Scot Greenwell directed “I Think He’s Completely Underrated as a Director,” by Tim Brickley, which is about a group of people waiting in line at a post office during which the conversation turns to Kevin Costner; “Too Soon?,” by Lauren E. Thorne, which deals with two speed dating couples; and “Homecoming,” by Claire Wilcher, which features a woman at a Colts game who is disappointed when instead of winning an SUV, her prize is her returning vet husband.

A finale play titled “First Day on the Internet” which was written and directed by #1MPF’s D’Andrea tells the story of a man who teaches a clueless young woman who had never been online to use the internet. Despite the man warning her not to click on certain links, she manages to access multiple obnoxious pop up advertisements which are played by the entire cast. It was a brilliant flourish to an evening of theater that not only showcased Indianapolis’ talented playwrights and directors but also its impressive acting pool which shows no sign of diminishing.

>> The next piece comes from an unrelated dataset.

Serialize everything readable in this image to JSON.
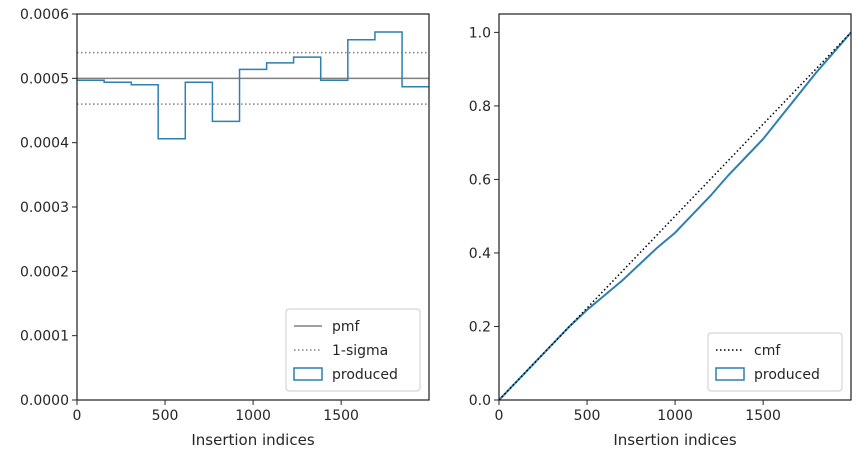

According to D’Andrea, the festival is in its eighth year. Hopefully, the Phoenix Theatre’s partnership with the #1MPF will continue so that it becomes an annual Indy affair. Based on the results of the 2014 Basile Indianapolis One-Minute Play Festival, it’s an event that has the potential to become yet another of the city’s cultural traditions and attractions and another opportunity for the local theater community to shine.